Conyers: 'Net is all grown up
Several committee Democrats backed an amendment that would again temporarily extend the tax moratorium, for four years, and would continue to allow the grandfathered states to collect taxes on Internet service. The committee rejected the amendment from Representative John Conyers Jr., a Michigan Democrat.
The initial reason for the tax moratorium, to allow a fledgling e-commerce industry to grow, no longer applies, Conyers said. The original Internet tax bill “was intended to be a temporary moratorium to nurture the Internet in its infancy,” he said. “Today’s Internet is very different from the Internet of 1998. The Internet is no longer a nascent idea in need of a federal tax protection to grow.”

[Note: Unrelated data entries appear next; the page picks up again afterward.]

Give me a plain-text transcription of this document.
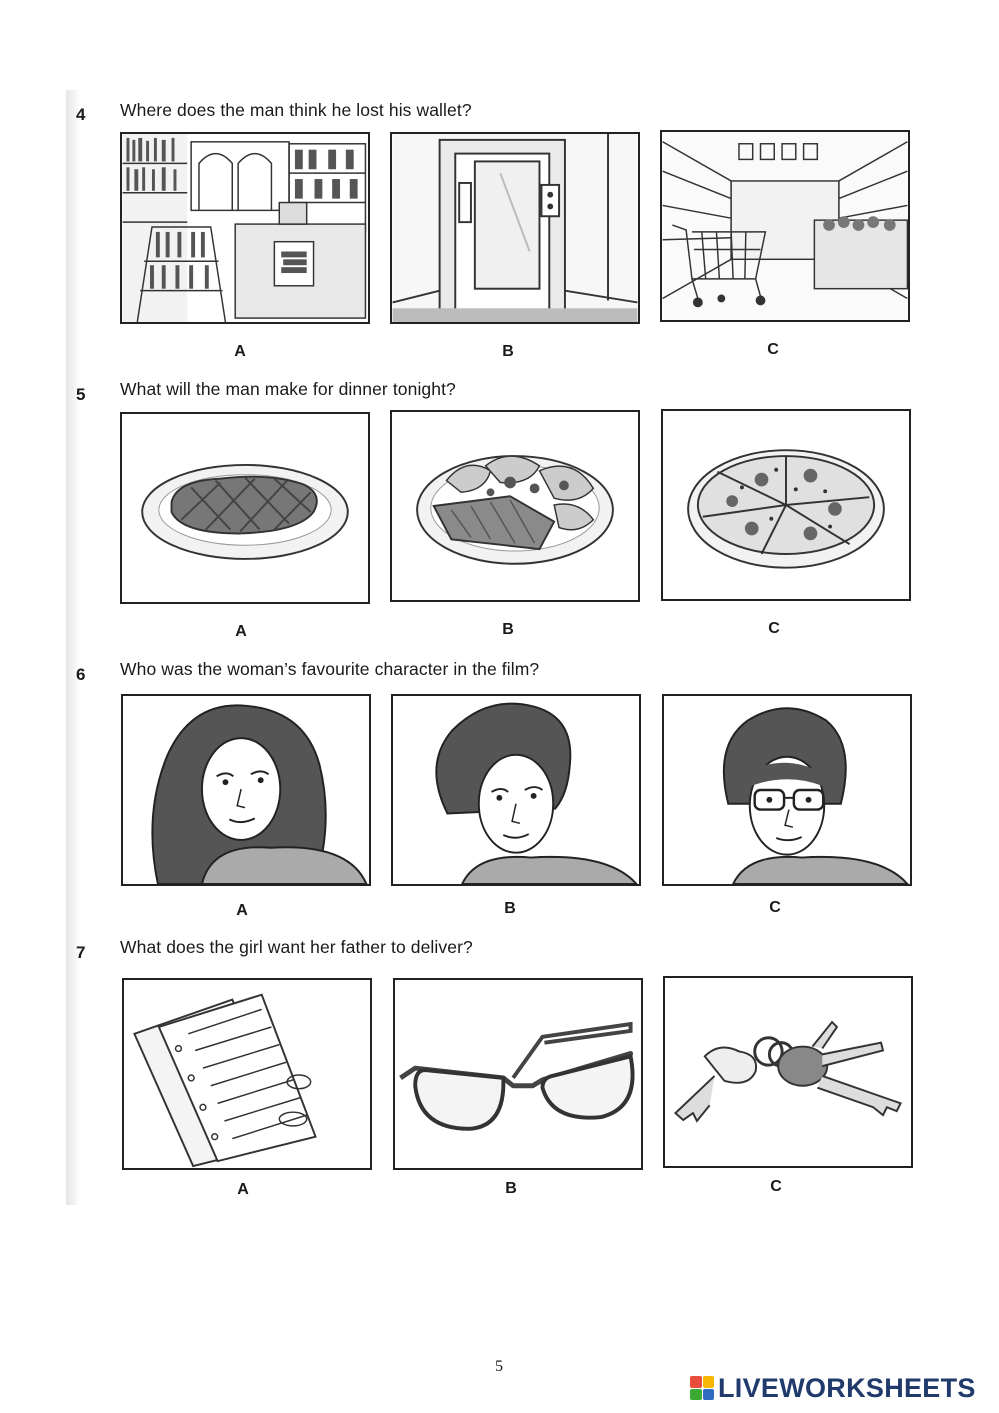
4 Where does the man think he lost his wallet?
A	B	C
5 What will the man make for dinner tonight?
A	B	C
6 Who was the woman’s favourite character in the film?
A	B	C
7 What does the girl want her father to deliver?
A	B	C
5
LIVEWORKSHEETS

A permanent tax moratorium would also infringe on states’ rights to decide what taxes to collect, some Democrats argued. And removing the grandfather clause from the seven states allowed to collect Internet taxes would take millions of dollars away from their budgets, they said.
States should be allowed to weigh the benefits and liabilities of Internet access taxes, said Representative Jerrold Nadler, a New York Democrat. “Why should we in Washington come in and tell them, ‘you cannot make that decision?’”
Conyers urged the committee to move forward on a Senate bill, passed in May 2013, allowing states to collect sales taxes on Internet sales. The tax moratorium bill would not prohibit Congress from passing the controversial sales tax legislation.
The grandfathered states have had time to adjust their budgets in anticipation of a permanent moratorium, Goodlatte said. “It has been 16 years, time enough to change their tax codes,” he said.